Rather than "winning hearts and minds", Major Miller, who serves in the Defence Intelligence Staff serving Intelligence Corps, said the British presence had had the opposite effect.
But his most blistering attack was on the UK's counter-narcotics policy, where the illicit sale of drugs has been successfully used by the Taliban to fund the insurgency and kill British troops.
He wrote: "British policy towards the poppy crop has been an unmitigated disaster. The chief "effect" of the British presence in Helmand has been to transform Helmand into the opium centre of the world.
"This remarkable milestone was achieved just two years into the British intervention."
I recently read a much more sympathetic portrayal of the British efforts in the south that was co-written by Theo Farrell (who has a lot more love for the British Army than you would expect from an Irishman married to a Frenchwoman). And in conversations with U.S. officers in Afghanistan, it appears as if there is good understanding that the conflict in RC-South is much different from -- and in some ways more difficult than -- the fight in RC-East. Still, blunt talk from a British officer should not be ignored. And the British national security establishments have, if possible, emerged from Afghanistan with even more egg on their faces than their American counterparts.

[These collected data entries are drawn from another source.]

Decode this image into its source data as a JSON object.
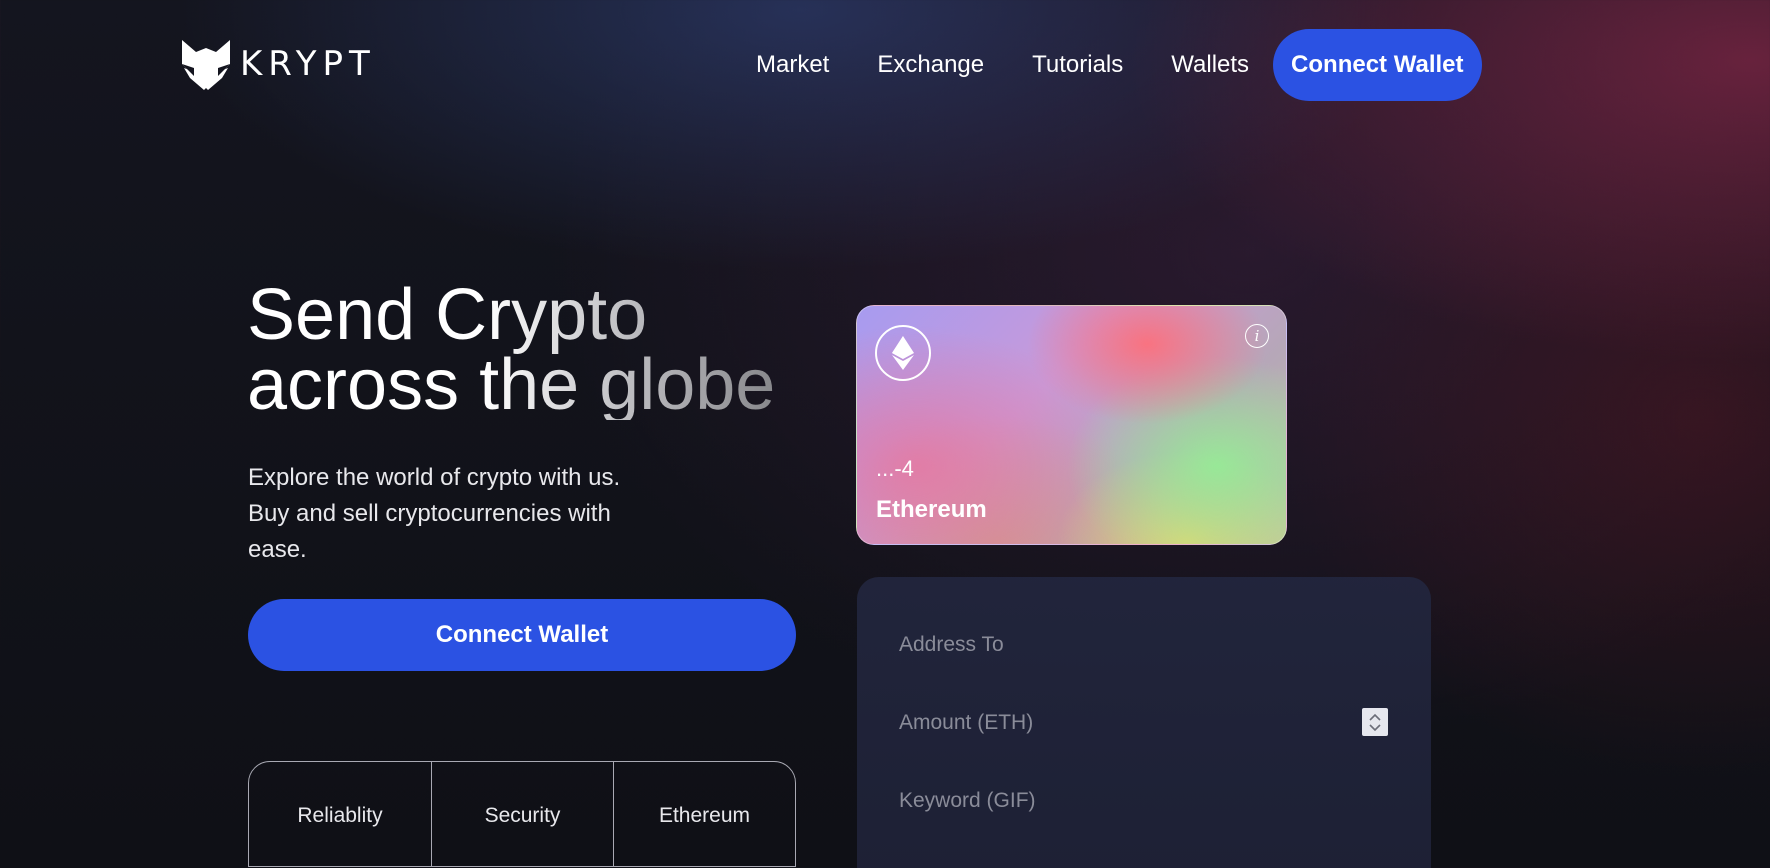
{
  "brand": {
    "name": "KRYPT",
    "logo_icon": "fox-head-icon"
  },
  "nav": {
    "items": [
      "Market",
      "Exchange",
      "Tutorials",
      "Wallets"
    ],
    "connect_label": "Connect Wallet"
  },
  "hero": {
    "title_line1": "Send Crypto",
    "title_line2": "across the globe",
    "desc_line1": "Explore the world of crypto with us.",
    "desc_line2": "Buy and sell cryptocurrencies with",
    "desc_line3": "ease.",
    "connect_label": "Connect Wallet"
  },
  "features": [
    "Reliablity",
    "Security",
    "Ethereum"
  ],
  "card": {
    "address": "...-4",
    "network": "Ethereum",
    "logo_icon": "ethereum-icon",
    "info_icon": "info-icon",
    "info_glyph": "i"
  },
  "form": {
    "address_placeholder": "Address To",
    "amount_placeholder": "Amount (ETH)",
    "keyword_placeholder": "Keyword (GIF)"
  },
  "colors": {
    "accent": "#2b52e3",
    "background": "#111219",
    "panel": "#22263e"
  }
}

A U.S. Marine Corps officer I know who recently trained with the British reported they were all reading FM 3-24, largely because their own military has failed time and time again since 2005 to write a new COIN manual of their own.
Maj Miller claimed that the British government "sleepwalked" into Helmand in 2006 "without any meaningful reconstruction plan, without the resources to undertake-nation building tasks, and, critically, without any desire to fight a major insurgency".
He added: "It was thanks to the tenacity of the common soldier and the paratrooper that British embarrassment was saved."